Jalauka (also known as Jaluka) was, according to the 12th century Kashmiri chronicle, the Rajatarangini, a king of Kashmir, who cleared the valley of oppressing Malechas. Jaluka was reputed to have been an active and vigorous king of Kashmir, who expelled certain intrusive foreigners, and conquered the plains as far as Kannauj. Jalauka was devoted to the worship of the Hindu god Shiva and the Divine Mothers, in whose honour he and his queen, Isana-devi, erected many temples in places which can be identified.

Historicity 

The story of Jalauka, notwithstanding the topographical details, is essentially legendary, and no independent corroboration of the Kashmir tradition has been discovered.

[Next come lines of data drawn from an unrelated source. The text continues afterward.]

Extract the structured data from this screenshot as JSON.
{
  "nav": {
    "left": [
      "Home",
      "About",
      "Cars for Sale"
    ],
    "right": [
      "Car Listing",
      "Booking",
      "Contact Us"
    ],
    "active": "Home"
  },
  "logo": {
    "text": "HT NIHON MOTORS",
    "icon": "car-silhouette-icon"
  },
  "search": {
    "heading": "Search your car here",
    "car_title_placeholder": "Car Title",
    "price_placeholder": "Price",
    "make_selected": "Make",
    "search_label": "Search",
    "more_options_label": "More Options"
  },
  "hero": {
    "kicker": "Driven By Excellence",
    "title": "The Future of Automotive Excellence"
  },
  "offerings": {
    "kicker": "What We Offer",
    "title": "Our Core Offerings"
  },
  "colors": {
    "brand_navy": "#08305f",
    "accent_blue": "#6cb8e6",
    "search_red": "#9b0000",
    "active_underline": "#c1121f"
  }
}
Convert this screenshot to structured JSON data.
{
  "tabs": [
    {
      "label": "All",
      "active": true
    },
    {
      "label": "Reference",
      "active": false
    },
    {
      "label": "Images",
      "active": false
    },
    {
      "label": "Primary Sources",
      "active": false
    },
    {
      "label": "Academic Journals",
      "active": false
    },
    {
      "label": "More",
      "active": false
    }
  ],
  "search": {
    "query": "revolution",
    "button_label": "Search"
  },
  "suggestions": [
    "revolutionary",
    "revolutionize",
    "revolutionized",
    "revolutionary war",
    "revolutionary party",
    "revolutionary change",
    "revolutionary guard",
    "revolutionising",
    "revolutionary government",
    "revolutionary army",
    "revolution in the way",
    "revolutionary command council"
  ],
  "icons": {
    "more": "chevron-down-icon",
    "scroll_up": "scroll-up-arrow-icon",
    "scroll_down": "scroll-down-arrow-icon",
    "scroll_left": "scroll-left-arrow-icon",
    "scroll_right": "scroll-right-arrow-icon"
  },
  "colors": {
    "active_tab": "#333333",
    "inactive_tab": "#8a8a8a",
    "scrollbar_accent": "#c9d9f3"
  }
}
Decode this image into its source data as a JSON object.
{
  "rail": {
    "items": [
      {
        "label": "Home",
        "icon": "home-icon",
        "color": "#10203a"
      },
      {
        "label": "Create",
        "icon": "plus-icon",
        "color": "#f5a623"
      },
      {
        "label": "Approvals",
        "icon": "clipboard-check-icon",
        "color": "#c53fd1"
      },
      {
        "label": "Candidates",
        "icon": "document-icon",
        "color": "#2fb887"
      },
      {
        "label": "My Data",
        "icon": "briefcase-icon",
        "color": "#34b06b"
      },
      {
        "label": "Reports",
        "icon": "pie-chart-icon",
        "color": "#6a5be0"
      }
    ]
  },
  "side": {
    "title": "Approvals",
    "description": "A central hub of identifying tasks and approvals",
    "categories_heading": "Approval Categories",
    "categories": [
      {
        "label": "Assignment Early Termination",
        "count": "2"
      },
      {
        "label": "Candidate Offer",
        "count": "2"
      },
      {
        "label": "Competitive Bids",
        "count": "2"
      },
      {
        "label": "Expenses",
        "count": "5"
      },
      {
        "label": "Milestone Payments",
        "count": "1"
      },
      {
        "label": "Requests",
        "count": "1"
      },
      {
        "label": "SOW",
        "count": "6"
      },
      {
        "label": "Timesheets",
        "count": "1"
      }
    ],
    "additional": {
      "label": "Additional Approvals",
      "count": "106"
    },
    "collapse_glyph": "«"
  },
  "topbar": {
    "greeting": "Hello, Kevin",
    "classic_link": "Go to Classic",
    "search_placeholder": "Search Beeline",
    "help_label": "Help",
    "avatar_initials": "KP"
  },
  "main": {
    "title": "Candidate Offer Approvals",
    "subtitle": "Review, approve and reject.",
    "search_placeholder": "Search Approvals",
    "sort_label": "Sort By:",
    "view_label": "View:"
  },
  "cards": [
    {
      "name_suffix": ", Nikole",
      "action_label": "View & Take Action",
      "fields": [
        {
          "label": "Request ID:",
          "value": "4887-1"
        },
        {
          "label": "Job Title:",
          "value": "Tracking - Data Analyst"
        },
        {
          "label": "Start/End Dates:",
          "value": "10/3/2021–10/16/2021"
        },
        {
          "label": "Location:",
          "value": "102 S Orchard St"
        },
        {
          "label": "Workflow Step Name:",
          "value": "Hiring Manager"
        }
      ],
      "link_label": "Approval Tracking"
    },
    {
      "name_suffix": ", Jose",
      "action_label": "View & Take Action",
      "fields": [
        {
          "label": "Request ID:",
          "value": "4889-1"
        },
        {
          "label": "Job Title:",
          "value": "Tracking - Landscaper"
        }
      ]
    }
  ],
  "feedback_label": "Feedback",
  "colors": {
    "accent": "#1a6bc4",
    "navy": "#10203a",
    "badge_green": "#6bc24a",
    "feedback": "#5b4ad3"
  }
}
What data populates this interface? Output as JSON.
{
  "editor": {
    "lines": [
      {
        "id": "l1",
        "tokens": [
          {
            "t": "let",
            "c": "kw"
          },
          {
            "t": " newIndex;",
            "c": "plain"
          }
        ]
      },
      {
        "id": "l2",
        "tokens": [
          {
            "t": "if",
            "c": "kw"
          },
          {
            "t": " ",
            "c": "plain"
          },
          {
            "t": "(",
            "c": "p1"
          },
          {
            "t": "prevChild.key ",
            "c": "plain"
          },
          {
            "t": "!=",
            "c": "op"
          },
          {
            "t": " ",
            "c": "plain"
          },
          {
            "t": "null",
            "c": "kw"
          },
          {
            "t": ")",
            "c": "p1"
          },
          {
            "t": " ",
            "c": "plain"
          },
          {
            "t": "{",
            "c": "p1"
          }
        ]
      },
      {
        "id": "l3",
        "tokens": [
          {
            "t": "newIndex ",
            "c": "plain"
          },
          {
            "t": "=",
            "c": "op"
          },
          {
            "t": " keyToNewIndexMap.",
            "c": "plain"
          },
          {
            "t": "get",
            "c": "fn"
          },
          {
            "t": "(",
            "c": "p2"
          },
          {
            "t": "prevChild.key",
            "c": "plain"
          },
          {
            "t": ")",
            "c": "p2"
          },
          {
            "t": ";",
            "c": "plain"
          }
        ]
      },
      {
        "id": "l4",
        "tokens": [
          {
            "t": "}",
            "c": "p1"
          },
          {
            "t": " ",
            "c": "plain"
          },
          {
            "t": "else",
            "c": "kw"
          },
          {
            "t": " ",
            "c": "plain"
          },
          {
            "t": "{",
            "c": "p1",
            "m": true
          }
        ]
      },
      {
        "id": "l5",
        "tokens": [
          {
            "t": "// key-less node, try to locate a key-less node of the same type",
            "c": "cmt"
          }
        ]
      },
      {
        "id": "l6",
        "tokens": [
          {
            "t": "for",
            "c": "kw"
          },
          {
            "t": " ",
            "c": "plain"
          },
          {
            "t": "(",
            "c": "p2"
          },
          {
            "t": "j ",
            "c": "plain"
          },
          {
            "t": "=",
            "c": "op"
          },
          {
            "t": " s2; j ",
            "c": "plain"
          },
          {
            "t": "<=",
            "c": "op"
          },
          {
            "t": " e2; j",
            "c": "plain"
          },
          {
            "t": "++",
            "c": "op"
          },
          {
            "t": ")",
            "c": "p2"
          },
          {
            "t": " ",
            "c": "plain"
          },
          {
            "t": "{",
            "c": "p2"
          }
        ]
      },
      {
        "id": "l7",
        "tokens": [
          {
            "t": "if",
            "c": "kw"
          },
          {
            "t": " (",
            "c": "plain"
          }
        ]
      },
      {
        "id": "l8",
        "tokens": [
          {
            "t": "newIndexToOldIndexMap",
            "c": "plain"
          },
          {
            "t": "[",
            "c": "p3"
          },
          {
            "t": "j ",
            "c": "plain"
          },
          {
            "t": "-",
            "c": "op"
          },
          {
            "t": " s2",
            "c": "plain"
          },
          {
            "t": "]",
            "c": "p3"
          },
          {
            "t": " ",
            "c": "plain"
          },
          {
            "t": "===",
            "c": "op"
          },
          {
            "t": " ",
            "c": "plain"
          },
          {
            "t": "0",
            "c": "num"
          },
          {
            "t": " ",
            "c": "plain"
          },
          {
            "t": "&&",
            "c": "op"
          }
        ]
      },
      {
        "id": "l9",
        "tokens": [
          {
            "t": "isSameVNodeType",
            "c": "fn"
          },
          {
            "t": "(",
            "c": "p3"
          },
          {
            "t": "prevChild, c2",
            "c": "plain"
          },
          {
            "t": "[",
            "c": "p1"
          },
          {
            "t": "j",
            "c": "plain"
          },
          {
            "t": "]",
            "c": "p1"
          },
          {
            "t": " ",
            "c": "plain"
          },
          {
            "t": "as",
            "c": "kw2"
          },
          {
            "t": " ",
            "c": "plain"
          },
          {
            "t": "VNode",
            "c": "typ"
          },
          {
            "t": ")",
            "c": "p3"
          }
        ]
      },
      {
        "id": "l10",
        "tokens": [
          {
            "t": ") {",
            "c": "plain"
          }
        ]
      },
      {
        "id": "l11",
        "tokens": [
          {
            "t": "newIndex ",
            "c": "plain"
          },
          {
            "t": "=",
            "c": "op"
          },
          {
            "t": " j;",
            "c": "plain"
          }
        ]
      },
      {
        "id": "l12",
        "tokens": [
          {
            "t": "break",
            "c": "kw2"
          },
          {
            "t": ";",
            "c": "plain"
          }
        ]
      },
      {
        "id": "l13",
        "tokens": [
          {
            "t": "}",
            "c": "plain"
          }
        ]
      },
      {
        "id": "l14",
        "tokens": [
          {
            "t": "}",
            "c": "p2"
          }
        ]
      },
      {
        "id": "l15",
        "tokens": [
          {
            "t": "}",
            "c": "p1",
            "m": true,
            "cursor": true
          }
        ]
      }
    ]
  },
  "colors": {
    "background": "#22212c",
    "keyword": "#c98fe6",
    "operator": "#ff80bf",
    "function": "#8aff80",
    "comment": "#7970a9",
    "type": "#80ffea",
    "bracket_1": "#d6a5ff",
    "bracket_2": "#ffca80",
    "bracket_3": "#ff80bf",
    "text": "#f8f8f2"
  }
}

Rajatarangini mentions that Jalauka's father and predecessor as Ashoka (Gonandiya). According to the dates given in that text, this Ashoka would have ruled in the 2nd millennium BCE, and was a member of a dynasty founded by Godhara. Kalhana also states that this king had adopted the doctrine of Jina, and appeased Bhutesha (Shiva) to obtain his son Jalauka. Despite these discrepancies, multiple scholars identify Kalhana's Ashoka with the Mauryan emperor Ashoka, who had adopted Buddhism.  Romila Thapar equates Jalauka to the Mauryan prince Kunala, arguing that "Jalauka" is an erroneous spelling caused by a typographical error in Brahmi script.